La deuxième proposition découle de la première : elle porte sur nos passions. Rawls considère que si Rousseau peut affirmer que l’homme est bon par nature, c’est qu’il existe deux formes d’amour-propre. Il reprend à son compte une distinction qu’établit Nicholas Dent21. La première forme est naturelle : l’amour-propre y est l’expression de notre désir de reconnaissance, de notre désir de compter tout autant qu’un autre, d’être considéré, donc d’être traité selon un principe de réciprocité. Mais l’amour-propre a également une forme enflammée ou pervertie : c’est l’orgueil, c’est-à-dire la recherche de la domination, de la puissance, de la distinction22. L’amour-propre n’est donc pas en lui-même condamnable, les rapports sociaux ne condamnent pas l’homme à la méchanceté.

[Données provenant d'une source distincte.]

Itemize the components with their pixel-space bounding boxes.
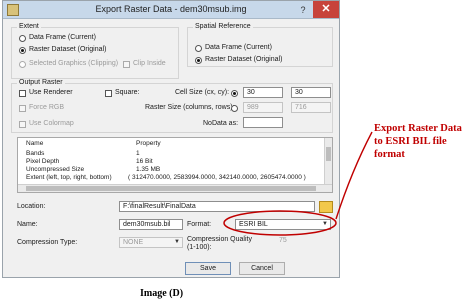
raster-size-label: Raster Size (columns, rows): — [145, 104, 235, 111]
cell-size-y-input[interactable]: 30 — [291, 87, 331, 98]
cell-size-label: Cell Size (cx, cy): — [175, 89, 230, 96]
property-value: ( 312470.0000, 2583994.0000, 342140.0000… — [128, 174, 306, 181]
extent-selected-graphics-radio[interactable] — [19, 61, 26, 68]
extent-raster-dataset-radio[interactable] — [19, 47, 26, 54]
properties-header-property: Property — [136, 140, 161, 147]
help-button[interactable]: ? — [295, 3, 311, 17]
square-label[interactable]: Square: — [115, 89, 140, 96]
properties-list[interactable]: Name Property Bands 1 Pixel Depth 16 Bit… — [17, 137, 333, 193]
raster-size-radio[interactable] — [231, 105, 238, 112]
figure-caption: Image (D) — [140, 288, 184, 299]
extent-raster-dataset-label[interactable]: Raster Dataset (Original) — [29, 46, 106, 53]
folder-browse-icon[interactable] — [319, 201, 333, 213]
format-value: ESRI BIL — [239, 221, 268, 228]
annotation-line: format — [374, 149, 405, 160]
force-rgb-label[interactable]: Force RGB — [29, 104, 64, 111]
extent-data-frame-radio[interactable] — [19, 35, 26, 42]
properties-header-name: Name — [26, 140, 44, 147]
name-input[interactable]: dem30msub.bil — [119, 219, 183, 230]
property-name: Uncompressed Size — [26, 166, 85, 173]
extent-selected-graphics-label[interactable]: Selected Graphics (Clipping) — [29, 60, 118, 67]
output-raster-label: Output Raster — [17, 79, 65, 86]
cell-size-x-input[interactable]: 30 — [243, 87, 283, 98]
clip-inside-checkbox[interactable] — [123, 61, 130, 68]
property-name: Bands — [26, 150, 45, 157]
nodata-input[interactable] — [243, 117, 283, 128]
location-input[interactable]: F:\finalResult\FinalData — [119, 201, 315, 212]
properties-vertical-scrollbar[interactable] — [324, 138, 332, 184]
spatial-ref-raster-dataset-label[interactable]: Raster Dataset (Original) — [205, 56, 282, 63]
annotation-text: Export Raster Data to ESRI BIL file form… — [374, 122, 474, 161]
close-button[interactable]: ✕ — [313, 1, 339, 18]
name-label: Name: — [17, 221, 38, 228]
export-raster-dialog: Export Raster Data - dem30msub.img ? ✕ E… — [2, 0, 340, 278]
compression-quality-range-label: (1-100): — [187, 244, 212, 251]
spatial-ref-data-frame-label[interactable]: Data Frame (Current) — [205, 44, 272, 51]
chevron-down-icon: ▼ — [322, 221, 328, 227]
compression-type-label: Compression Type: — [17, 239, 78, 246]
format-label: Format: — [187, 221, 212, 228]
compression-type-select[interactable]: NONE ▼ — [119, 237, 183, 248]
clip-inside-label[interactable]: Clip Inside — [133, 60, 166, 67]
force-rgb-checkbox[interactable] — [19, 105, 26, 112]
title-bar: Export Raster Data - dem30msub.img ? ✕ — [3, 1, 339, 19]
use-colormap-checkbox[interactable] — [19, 121, 26, 128]
properties-horizontal-scrollbar[interactable] — [18, 184, 332, 192]
square-checkbox[interactable] — [105, 90, 112, 97]
cancel-button[interactable]: Cancel — [239, 262, 285, 275]
raster-rows-input[interactable]: 716 — [291, 102, 331, 113]
scroll-thumb[interactable] — [26, 186, 316, 191]
annotation-line: to ESRI BIL file — [374, 136, 447, 147]
chevron-down-icon: ▼ — [174, 239, 180, 245]
property-value: 16 Bit — [136, 158, 153, 165]
annotation-arrow — [335, 131, 373, 220]
property-name: Pixel Depth — [26, 158, 60, 165]
cell-size-radio[interactable] — [231, 90, 238, 97]
property-name: Extent (left, top, right, bottom) — [26, 174, 112, 181]
spatial-reference-label: Spatial Reference — [193, 23, 253, 30]
property-value: 1 — [136, 150, 140, 157]
use-renderer-label[interactable]: Use Renderer — [29, 89, 73, 96]
format-select[interactable]: ESRI BIL ▼ — [235, 219, 331, 230]
annotation-line: Export Raster Data — [374, 123, 462, 134]
extent-data-frame-label[interactable]: Data Frame (Current) — [29, 34, 96, 41]
property-value: 1.35 MB — [136, 166, 161, 173]
compression-quality-label: Compression Quality — [187, 236, 252, 243]
compression-type-value: NONE — [123, 239, 144, 246]
window-title: Export Raster Data - dem30msub.img — [95, 4, 247, 14]
raster-columns-input[interactable]: 989 — [243, 102, 283, 113]
extent-label: Extent — [17, 23, 41, 30]
compression-quality-value[interactable]: 75 — [279, 237, 287, 244]
use-colormap-label[interactable]: Use Colormap — [29, 120, 74, 127]
use-renderer-checkbox[interactable] — [19, 90, 26, 97]
scroll-thumb[interactable] — [326, 147, 331, 161]
spatial-ref-data-frame-radio[interactable] — [195, 45, 202, 52]
spatial-ref-raster-dataset-radio[interactable] — [195, 57, 202, 64]
location-label: Location: — [17, 203, 46, 210]
nodata-label: NoData as: — [203, 120, 239, 127]
save-button[interactable]: Save — [185, 262, 231, 275]
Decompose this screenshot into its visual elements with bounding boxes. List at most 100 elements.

La troisième proposition porte sur le contrat social. Rawls souligne qu’à ses yeux Rousseau recommande des institutions politiques qu’il juge réalisables, c’est-à-dire qui s’accordent à la fois aux exigences du droit politique et à celles de la stabilité23. Le contrat social établit un accord de coopération sociale sous le règne de la volonté générale. C’est un modèle de stabilité parce que l’intérêt général est l’intérêt de chaque individu, mais il faut pour le comprendre adopter le bon point de vue et donc s’écarter de tout ce qui tend à séparer volonté générale et volonté particulière. C’est justement ce que l’on fait lorsqu’on vit dans une société où règne la volonté générale. Il ne s’agit pas seulement, comme chez Hobbes, d’un changement dans les conditions de la rationalité : l’individu est transformé par la vie sociale – cette transformation est la fin de la législation24.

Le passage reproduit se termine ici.